Roughly speaking, we will cover the following topics:
1. Theory of Computation (roughly five weeks). We shall use the textbook Computational Complexity: A Modern Approach, by Arora and Barak (click on "Book", and you will be asked for your CWL). Topics to include (along with Chapters/Sections in Arora & Barak):
1. Turing Machines (1.1, 1.2),
2. Uncomputability (1.5),
3. P (1.6) and NP (2.1),
4. Cook's Theorem (2.3) and NP-complete problems (2.4, perhaps 2.2),
5. Algebraic complexity (16.1),
6. Randomized complexity (7.1--7.3).

2. Linear Programming (roughly three weeks). We shall use the textbook Linear Programming: Foundations and Extensions, by Vanderbei (click on "Book", and you will be asked for your CWL). Topics to include (along with Chapters/Sections in Vanderbei):
1. Application (before we give the theory): Two person zero sum games (11.1--11.3),
2. Linear programs (1.2) and the simplex method (2.1--2.4) and the perturbation method (3.3),
3. Duality (5.1--5.4) and complementary slackness (5.5),
4. Application: Yao's Theorem on Randomized Computation (Arora and Barak, 12.4.1).

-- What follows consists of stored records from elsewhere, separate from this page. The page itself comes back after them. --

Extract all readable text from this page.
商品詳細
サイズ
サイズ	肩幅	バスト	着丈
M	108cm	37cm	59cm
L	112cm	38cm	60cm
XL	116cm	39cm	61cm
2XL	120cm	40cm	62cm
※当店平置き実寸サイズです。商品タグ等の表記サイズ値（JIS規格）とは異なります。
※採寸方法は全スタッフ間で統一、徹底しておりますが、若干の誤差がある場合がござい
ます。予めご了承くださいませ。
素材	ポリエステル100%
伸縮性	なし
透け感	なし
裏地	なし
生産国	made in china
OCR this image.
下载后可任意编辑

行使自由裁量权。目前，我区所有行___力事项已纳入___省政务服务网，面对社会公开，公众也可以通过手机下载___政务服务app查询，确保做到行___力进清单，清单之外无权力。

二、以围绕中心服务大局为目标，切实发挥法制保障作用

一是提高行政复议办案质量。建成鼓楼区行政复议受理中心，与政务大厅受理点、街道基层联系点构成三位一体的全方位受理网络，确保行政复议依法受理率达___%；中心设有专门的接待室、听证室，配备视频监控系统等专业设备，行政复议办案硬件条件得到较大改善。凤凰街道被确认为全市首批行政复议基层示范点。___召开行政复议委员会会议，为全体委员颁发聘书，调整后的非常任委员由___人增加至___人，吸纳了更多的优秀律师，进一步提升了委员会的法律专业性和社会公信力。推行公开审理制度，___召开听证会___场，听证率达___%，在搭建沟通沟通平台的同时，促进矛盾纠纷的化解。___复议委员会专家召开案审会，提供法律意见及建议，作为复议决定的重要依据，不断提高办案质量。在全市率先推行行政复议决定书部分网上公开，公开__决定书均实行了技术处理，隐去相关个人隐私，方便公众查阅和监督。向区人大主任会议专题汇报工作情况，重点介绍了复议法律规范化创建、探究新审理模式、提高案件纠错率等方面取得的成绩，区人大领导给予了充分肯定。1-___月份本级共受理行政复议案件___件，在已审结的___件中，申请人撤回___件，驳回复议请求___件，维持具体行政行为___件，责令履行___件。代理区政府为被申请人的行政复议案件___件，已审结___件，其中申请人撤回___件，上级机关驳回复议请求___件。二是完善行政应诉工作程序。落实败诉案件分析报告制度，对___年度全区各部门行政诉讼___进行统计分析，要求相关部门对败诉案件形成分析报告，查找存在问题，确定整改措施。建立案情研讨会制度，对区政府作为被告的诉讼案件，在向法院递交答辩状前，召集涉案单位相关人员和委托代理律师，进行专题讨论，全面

3. Advanced topics, to be chosen from (based, in part, on a student poll):
1. The "Permanent versus Determinant" question (Arora and Barak, 16.1), as an algebraic analogue of P versus NP;
2. Other interesting questions/bounds in complexity theory;
3. Other applications in linear programmig;
4. A quadratic lower bound for the "Permanent versus Determinant" question;
5. An introduction to the Mulmuley-Sohoni method ("Geometric Complexity Theory") regarding Permanent versus Determinant (and P versus NP); here are notes of mine from a few years ago (I may add more examples that I gave in CS506); this is the only currently tenable approach to P versus NP and related problems of which I am aware.